The government is open again after a temporary and partial shutdown that depressed GDP by a fraction; the economy should now bounce back. The remarkable resilience of the stock market during the shutdown showed that investors expected that it would be short-lived and that the debt ceiling would be lifted. Corporate profits and margins have held up much better than anyone expected as this slow motion recovery drags on.
Deflation remains the larger threat in the battle between inflation and deflation. Governments may be tempted to inflate their way out from under heavy debt loads, but positioning a portfolio for an imminent spike would have been costly in terms of foregone returns over the last several years and will be for the next several as well. All else equal, combining a sizable government deficit with energetic expansion of the monetary base would be expected to yield robust inflation. All is not equal, however, and the still persistent whiff of deleveraging is keeping newly created money safely contained in the banking system, where it is unable to do inflationary harm.
In addition, sustained inflation is also near-impossible without strong wage acceleration. Wages have been stagnant for a dozen years and the deck is stacked against their sudden revival. The current environment is marked by the complete absence of upward labor cost pressures. High unemployment ensures abundant idle capacity to restrain wage increases. The demise of organized labor has eviscerated workers’ bargaining power, as can be seen in the steady erosion of people employed by unions and the plunge in the unionized share of the workforce.
When it comes to inflation, the worry is more about the employability of the mounting ranks of the long-term unemployed than about monetary policy settings. If wide swaths of the prospective labor pool are permanently unemployable, there’s less slack in the economy. In the developed world, since the financial crisis of 2007/08, the odds of deflation remain greater than those of a sustained rise in inflation. The predominant problem for the world economy today is abundant supply and inadequate demand.
A rebound in capital expenditures (capex) is probable and could fill some of the demand void. Indeed, a strong rebound in capex is overdue, but it is too early to tell if a ‘boom’ (such as the 1990s tech cycle) can occur. Long-term capital return expectations have fallen into the low single digits – a phenomenon that may have something to do with the prolonged investment surge around the world over the past twenty to thirty years. This expansion has generated enormous prosperity, especially in the developing world, but it may have also brought about diminishing returns. If so, corporate investment alone will not be able to sustain aggregate demand growth. However, capex adds productive capacity, which will eventually enhance the supply curve.

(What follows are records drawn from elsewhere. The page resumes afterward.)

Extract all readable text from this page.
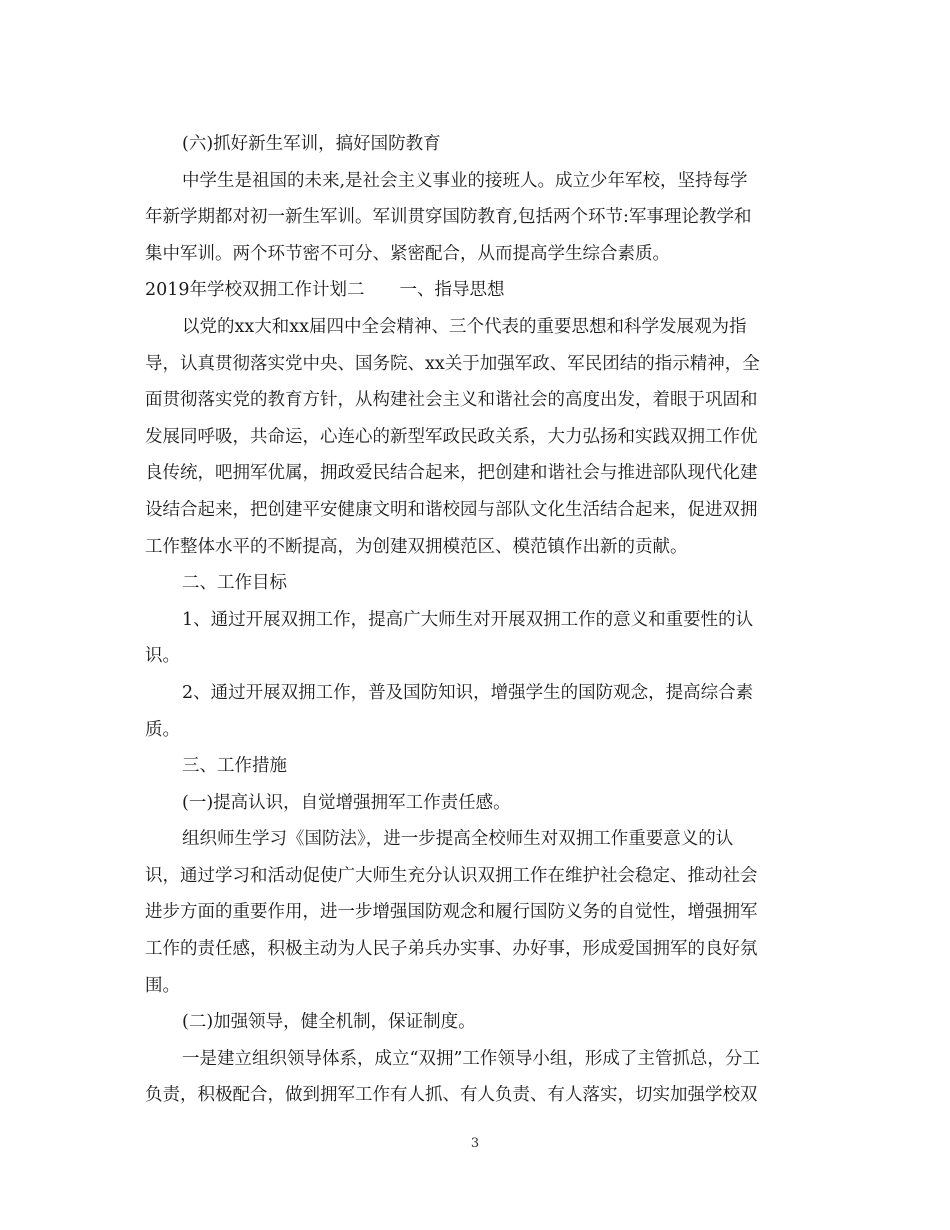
(六)抓好新生军训，搞好国防教育
中学生是祖国的未来,是社会主义事业的接班人。成立少年军校，坚持每学
年新学期都对初一新生军训。军训贯穿国防教育,包括两个环节:军事理论教学和
集中军训。两个环节密不可分、紧密配合，从而提高学生综合素质。
2019年学校双拥工作计划二　　一、指导思想
以党的xx大和xx届四中全会精神、三个代表的重要思想和科学发展观为指
导，认真贯彻落实党中央、国务院、xx关于加强军政、军民团结的指示精神，全
面贯彻落实党的教育方针，从构建社会主义和谐社会的高度出发，着眼于巩固和
发展同呼吸，共命运，心连心的新型军政民政关系，大力弘扬和实践双拥工作优
良传统，吧拥军优属，拥政爱民结合起来，把创建和谐社会与推进部队现代化建
设结合起来，把创建平安健康文明和谐校园与部队文化生活结合起来，促进双拥
工作整体水平的不断提高，为创建双拥模范区、模范镇作出新的贡献。
二、工作目标
1、通过开展双拥工作，提高广大师生对开展双拥工作的意义和重要性的认
识。
2、通过开展双拥工作，普及国防知识，增强学生的国防观念，提高综合素
质。
三、工作措施
(一)提高认识，自觉增强拥军工作责任感。
组织师生学习《国防法》，进一步提高全校师生对双拥工作重要意义的认
识，通过学习和活动促使广大师生充分认识双拥工作在维护社会稳定、推动社会
进步方面的重要作用，进一步增强国防观念和履行国防义务的自觉性，增强拥军
工作的责任感，积极主动为人民子弟兵办实事、办好事，形成爱国拥军的良好氛
围。
(二)加强领导，健全机制，保证制度。
一是建立组织领导体系，成立“双拥”工作领导小组，形成了主管抓总，分工
负责，积极配合，做到拥军工作有人抓、有人负责、有人落实，切实加强学校双
3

The pace of growth continues to slide in many emerging economies. Domestic demand within the developing economies is weak, and deflationary forces are gathering momentum. Core inflation in emerging markets (EM), excluding China, is relatively low. Meanwhile, reflecting subdued global trade growth, world manufacturing goods prices are flirting with deflation. Heightening deflationary pressures imply that EM corporate pricing power will likely be further undermined and that their profit and return on capital will suffer. Expect countries like Brazil to enter recession within the next year. Thus, developing countries will continue to export deflation to the US with cheap labor, inexpensive products, and low demand. The bottom line is that conditions are not ripe for supply constrained inflation to take hold in the EM either.
Broad money growth and an expected easing of fiscal conditions in 2014 should allow the economy to finally grow at an above-trend pace, which will help support stocks and other risk assets. With US bank balance sheets largely cleansed, and bank credit readily available, monetary conditions should remain supportive. A budget compromise is all that stands between the US economy and a bright medium-term future.